English naturalist (1809–1880)

Thomas Campbell Eyton JP, DL (10 September 1809 – 25 October 1880) was an English naturalist whose fields were cattle, fishes and birds. He was a friend and correspondent of Charles Darwin though he opposed his theories.

Eyton was born at Eyton Hall, near Wellington, Shropshire. He studied at St John's College, Cambridge, where he was a contemporary and friend of Charles Darwin.

In 1851 he formed both Wellington's town Waterworks Company, and Wellington Coal and Gas Light Company, to provide street lighting within 5 miles radius of the town.

After succeeding to the estate in 1855, Eyton built a large natural history museum at Eyton Hall that included a range of bird skins and skeletons, described as "one of the finest in Europe". Besides Darwin, Eyton enjoyed some correspondence with other naturalists including Louis Agassiz, Asa Gray, and Alfred Russel Wallace.

Eyton published History of the Rarer British Birds (1836), A Monograph on the Anatidae, Or Duck Tribe (1838), A History of Oyster and Oyster Fisheries (1858) and Osteologia Avium (1871–78). He established in about 1842 the Herd Book of Hereford Cattle, which he edited until 1860

Eyton was married in 1835 to Elizabeth Frances Slaney, the eldest daughter and co-heiress of Robert Aglionby Slaney MP. She pre-deceased him by ten years.

He was a justice of the peace (JP) and a deputy lieutenant of Shropshire.
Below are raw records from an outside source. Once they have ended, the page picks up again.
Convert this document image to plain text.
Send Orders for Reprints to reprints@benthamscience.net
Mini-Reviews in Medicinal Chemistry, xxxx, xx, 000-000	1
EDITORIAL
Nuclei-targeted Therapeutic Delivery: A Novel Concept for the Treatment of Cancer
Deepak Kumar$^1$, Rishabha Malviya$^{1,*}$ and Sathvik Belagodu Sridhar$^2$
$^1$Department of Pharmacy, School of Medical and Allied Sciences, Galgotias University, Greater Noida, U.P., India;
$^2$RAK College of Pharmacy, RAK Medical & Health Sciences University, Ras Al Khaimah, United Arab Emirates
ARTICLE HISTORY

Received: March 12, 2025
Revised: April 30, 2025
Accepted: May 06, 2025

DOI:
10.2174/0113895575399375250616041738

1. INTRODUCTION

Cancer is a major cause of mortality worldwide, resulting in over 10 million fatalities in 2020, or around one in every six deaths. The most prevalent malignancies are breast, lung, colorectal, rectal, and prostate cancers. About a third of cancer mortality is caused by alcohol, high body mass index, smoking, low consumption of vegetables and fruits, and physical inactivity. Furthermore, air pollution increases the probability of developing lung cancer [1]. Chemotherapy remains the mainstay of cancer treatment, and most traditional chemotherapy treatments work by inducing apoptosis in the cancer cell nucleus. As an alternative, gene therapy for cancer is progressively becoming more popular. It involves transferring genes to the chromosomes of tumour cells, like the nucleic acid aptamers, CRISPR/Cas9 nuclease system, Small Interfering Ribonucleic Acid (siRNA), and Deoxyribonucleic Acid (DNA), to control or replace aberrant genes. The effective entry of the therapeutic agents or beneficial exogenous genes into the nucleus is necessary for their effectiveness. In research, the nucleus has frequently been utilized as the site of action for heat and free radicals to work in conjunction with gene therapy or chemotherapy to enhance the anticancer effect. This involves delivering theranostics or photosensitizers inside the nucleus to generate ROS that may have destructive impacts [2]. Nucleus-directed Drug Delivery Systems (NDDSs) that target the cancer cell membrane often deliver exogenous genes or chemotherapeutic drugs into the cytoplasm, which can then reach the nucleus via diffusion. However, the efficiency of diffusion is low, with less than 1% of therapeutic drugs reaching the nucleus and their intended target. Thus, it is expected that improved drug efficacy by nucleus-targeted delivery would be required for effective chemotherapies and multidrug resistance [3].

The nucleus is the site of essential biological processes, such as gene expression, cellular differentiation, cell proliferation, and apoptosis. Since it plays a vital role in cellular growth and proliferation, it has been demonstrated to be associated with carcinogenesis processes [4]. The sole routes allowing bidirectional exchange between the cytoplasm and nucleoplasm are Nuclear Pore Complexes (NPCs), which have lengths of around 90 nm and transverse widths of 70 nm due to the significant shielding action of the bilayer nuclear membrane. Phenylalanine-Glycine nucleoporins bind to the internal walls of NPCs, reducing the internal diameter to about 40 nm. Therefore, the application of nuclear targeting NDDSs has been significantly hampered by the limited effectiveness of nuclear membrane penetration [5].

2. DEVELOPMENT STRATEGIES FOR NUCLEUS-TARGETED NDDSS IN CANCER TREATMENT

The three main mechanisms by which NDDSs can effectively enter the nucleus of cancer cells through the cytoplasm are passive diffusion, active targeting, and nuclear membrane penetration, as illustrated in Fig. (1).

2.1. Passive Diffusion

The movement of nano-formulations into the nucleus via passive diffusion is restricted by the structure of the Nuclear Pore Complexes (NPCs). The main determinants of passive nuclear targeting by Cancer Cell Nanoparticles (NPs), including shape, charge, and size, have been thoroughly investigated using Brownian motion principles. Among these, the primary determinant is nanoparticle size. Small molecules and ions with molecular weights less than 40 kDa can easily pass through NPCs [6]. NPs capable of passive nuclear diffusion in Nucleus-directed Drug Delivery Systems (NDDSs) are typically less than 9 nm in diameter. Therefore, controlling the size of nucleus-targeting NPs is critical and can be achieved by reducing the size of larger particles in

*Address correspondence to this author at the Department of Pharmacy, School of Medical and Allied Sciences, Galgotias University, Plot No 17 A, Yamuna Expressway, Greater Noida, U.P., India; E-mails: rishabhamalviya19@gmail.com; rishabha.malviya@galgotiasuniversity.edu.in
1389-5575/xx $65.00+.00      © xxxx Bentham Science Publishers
He served in the South Salopian Yeomanry Cavalry, entering as cornet in 1830, and promoted lieutenant in 1838. He also played county level cricket for Shropshire between 1844 and 1854.
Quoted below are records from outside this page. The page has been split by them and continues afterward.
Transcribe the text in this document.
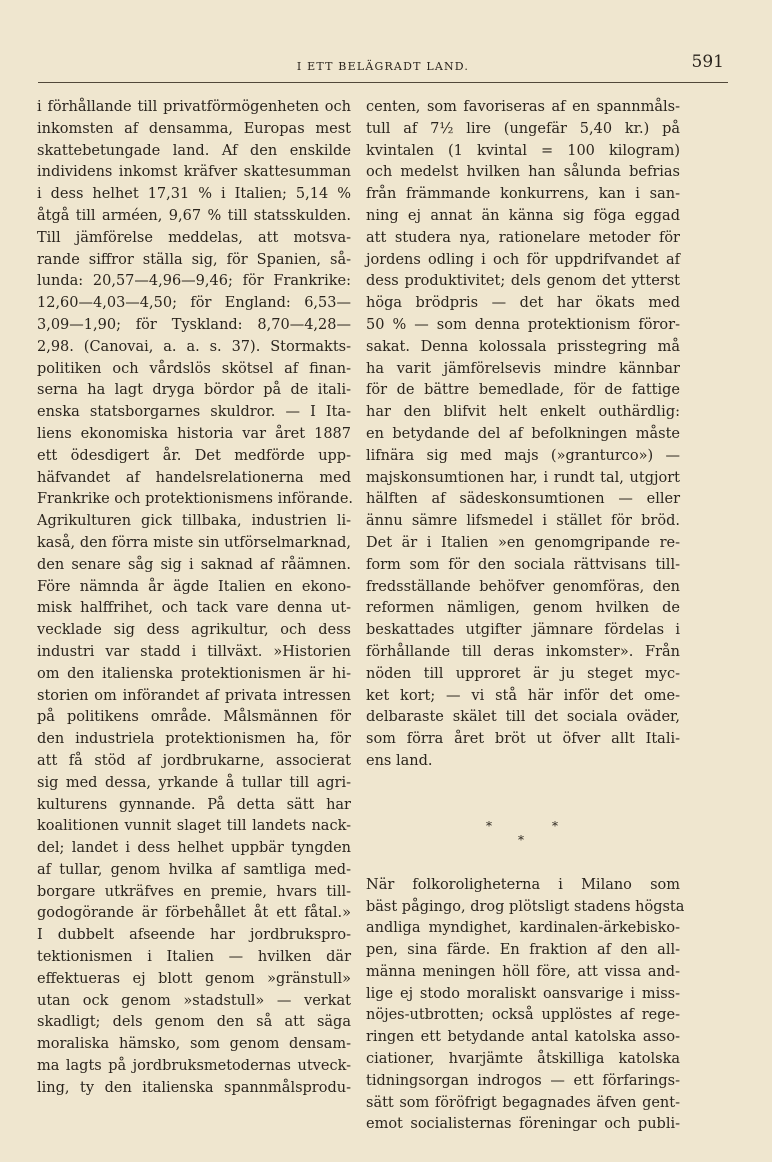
I ETT BELÄGRADT LAND.	591
i förhållande till privatförmögenheten och
inkomsten af densamma, Europas mest
skattebetungade land. Af den enskilde
individens inkomst kräfver skattesumman
i dess helhet 17,31 % i Italien; 5,14 %
åtgå till arméen, 9,67 % till statsskulden.
Till jämförelse meddelas, att motsva-
rande siffror ställa sig, för Spanien, så-
lunda: 20,57—4,96—9,46; för Frankrike:
12,60—4,03—4,50; för England: 6,53—
3,09—1,90; för Tyskland: 8,70—4,28—
2,98. (Canovai, a. a. s. 37). Stormakts-
politiken och vårdslös skötsel af finan-
serna ha lagt dryga bördor på de itali-
enska statsborgarnes skuldror. — I Ita-
liens ekonomiska historia var året 1887
ett ödesdigert år. Det medförde upp-
häfvandet af handelsrelationerna med
Frankrike och protektionismens införande.
Agrikulturen gick tillbaka, industrien li-
kaså, den förra miste sin utförselmarknad,
den senare såg sig i saknad af råämnen.
Före nämnda år ägde Italien en ekono-
misk halffrihet, och tack vare denna ut-
vecklade sig dess agrikultur, och dess
industri var stadd i tillväxt. »Historien
om den italienska protektionismen är hi-
storien om införandet af privata intressen
på politikens område. Målsmännen för
den industriela protektionismen ha, för
att få stöd af jordbrukarne, associerat
sig med dessa, yrkande å tullar till agri-
kulturens gynnande. På detta sätt har
koalitionen vunnit slaget till landets nack-
del; landet i dess helhet uppbär tyngden
af tullar, genom hvilka af samtliga med-
borgare utkräfves en premie, hvars till-
godogörande är förbehållet åt ett fåtal.»
I dubbelt afseende har jordbrukspro-
tektionismen i Italien — hvilken där
effektueras ej blott genom »gränstull»
utan ock genom »stadstull» — verkat
skadligt; dels genom den så att säga
moraliska hämsko, som genom densam-
ma lagts på jordbruksmetodernas utveck-
ling, ty den italienska spannmålsprodu-
centen, som favoriseras af en spannmåls-
tull af 7½ lire (ungefär 5,40 kr.) på
kvintalen (1 kvintal = 100 kilogram)
och medelst hvilken han sålunda befrias
från främmande konkurrens, kan i san-
ning ej annat än känna sig föga eggad
att studera nya, rationelare metoder för
jordens odling i och för uppdrifvandet af
dess produktivitet; dels genom det ytterst
höga brödpris — det har ökats med
50 % — som denna protektionism föror-
sakat. Denna kolossala prisstegring må
ha varit jämförelsevis mindre kännbar
för de bättre bemedlade, för de fattige
har den blifvit helt enkelt outhärdlig:
en betydande del af befolkningen måste
lifnära sig med majs (»granturco») —
majskonsumtionen har, i rundt tal, utgjort
hälften af sädeskonsumtionen — eller
ännu sämre lifsmedel i stället för bröd.
Det är i Italien »en genomgripande re-
form som för den sociala rättvisans till-
fredsställande behöfver genomföras, den
reformen nämligen, genom hvilken de
beskattades utgifter jämnare fördelas i
förhållande till deras inkomster». Från
nöden till upproret är ju steget myc-
ket kort; — vi stå här inför det ome-
delbaraste skälet till det sociala oväder,
som förra året bröt ut öfver allt Itali-
ens land.
*
*
*
När folkoroligheterna i Milano som
bäst pågingo, drog plötsligt stadens högsta
andliga myndighet, kardinalen-ärkebisko-
pen, sina färde. En fraktion af den all-
männa meningen höll före, att vissa and-
lige ej stodo moraliskt oansvarige i miss-
nöjes-utbrotten; också upplöstes af rege-
ringen ett betydande antal katolska asso-
ciationer, hvarjämte åtskilliga katolska
tidningsorgan indrogos — ett förfarings-
sätt som föröfrigt begagnades äfven gent-
emot socialisternas föreningar och publi-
Eyton's daughter, Charlotte Eyton was an amateur geologist, who wrote on the geology of the Wrekin.

==Archives==
A collection of letters sent to Eyton are held at the Cadbury Research Library, University of Birmingham. This archive collection also contains the correspondence of his father-in-law, Robert Aglionby Slaney, and other family members.